What we're doing is we fully anticipate that, that's nothing unique to us either that's what many drugs that are being launched now have to deal with. It's just the timing of when you get onto the formularies and so what we'll have in place and what we've already contracted to is a really excellent hub services so that we can assist both the patients and the providers in getting through that maze as painlessly as possible.
Tim Coughlin - CFO
We do realize that about half of our TD population has private insurance and about half has government insurance. So rough numbers. So, that kind of gives you an indication of what was -- Kevin was describing.
Unidentified Participant
Thank you.
Kevin Gorman - President and CEO
Thanks [Andrew].
Operator
Thank you and it appears we have no further questions at this time.

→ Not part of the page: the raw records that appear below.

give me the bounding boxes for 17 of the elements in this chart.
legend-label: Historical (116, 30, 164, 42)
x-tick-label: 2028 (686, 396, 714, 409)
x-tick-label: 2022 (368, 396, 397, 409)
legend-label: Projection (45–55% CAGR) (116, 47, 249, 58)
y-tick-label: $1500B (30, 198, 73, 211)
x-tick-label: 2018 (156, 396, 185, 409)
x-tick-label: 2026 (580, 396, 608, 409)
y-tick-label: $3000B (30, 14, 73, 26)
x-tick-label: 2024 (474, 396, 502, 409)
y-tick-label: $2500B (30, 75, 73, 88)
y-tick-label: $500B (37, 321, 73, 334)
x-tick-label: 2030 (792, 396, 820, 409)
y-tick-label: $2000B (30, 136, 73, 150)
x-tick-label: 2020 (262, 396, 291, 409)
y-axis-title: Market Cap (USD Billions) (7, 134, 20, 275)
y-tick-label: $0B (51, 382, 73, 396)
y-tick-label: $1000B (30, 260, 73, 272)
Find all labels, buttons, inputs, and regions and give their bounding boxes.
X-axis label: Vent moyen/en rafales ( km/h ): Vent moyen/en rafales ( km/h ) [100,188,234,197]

Kevin Gorman - President and CEO
So I'd like to thank everyone for your attention today and also the questions. We'll still be at a number of meetings throughout the rest of this year and there's going to be more publications and presentations that you'll see coming out both from ourselves and our partner. So I do look forward to meeting with you as we head into the holidays and stay tuned. Thank you very much.
Operator
And that does conclude today's program, we'd like to thank you for your participation, have a wonderful day and you may disconnect at any time.